Due to the post-war situation in Germany, the SMAD appointed state administrations in all subdivisions of their occupation zone in July 1945. Erhard Hübener became the president of the state administration in Saxony-Anhalt and was elected later to the Minister-President. The first election for the Landtag of Saxony-Anhalt was held on 20 October 1946, on the same day the elections for the Landtage of the other divisions in the SBZ had been ruled out. The Soviet-backed SED received 45.8% of the votes, LDPD 29.9%, CDU 21.8% and VdgB 2.4%. After the withdrawal of Hübener in 1949, Werner Bruschke became the second Minister-President. In February 1947, the state-constitution was adopted. However, all resolutions by the parliament were made subject to approval of the SMAD.

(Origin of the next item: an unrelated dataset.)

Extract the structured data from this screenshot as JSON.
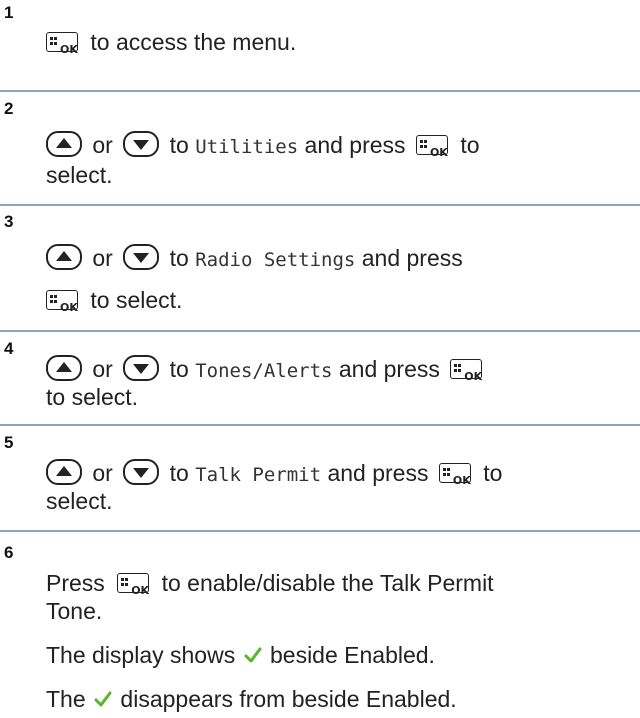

After the foundation of the German Democratic Republic in October 1949, a second election for the Landtag was held in October 1950. The only party was the National Front, an alliance of political parties and mass organisations controlled by the SED, which received 99.8% of the votes. Following this election, it became the first and only time that eight members of the Landtag were sent to the Chamber of States of the GDR. As the ruling communists aimed to build a quasi-unitary state, the state was dissolved by a change of the Constitution of East Germany in July 1952. All of the five Länder were replaced by 14 newly formed Bezirke. In case of Saxony-Anhalt, the territory was transferred to the Bezirke Cottbus, Halle, Leipzig and Magdeburg. The abolition of the Chamber of States in 1958 and two ratifications of the constitution in 1968 and 1974 finally eliminated all kinds of federalism in the GDR until the peaceful revolution in 1989. After the first free elections in the GDR, the five Länder were re-established with some smaller geographical adjustments in August 1990 to accede to the Federal Republic of Germany.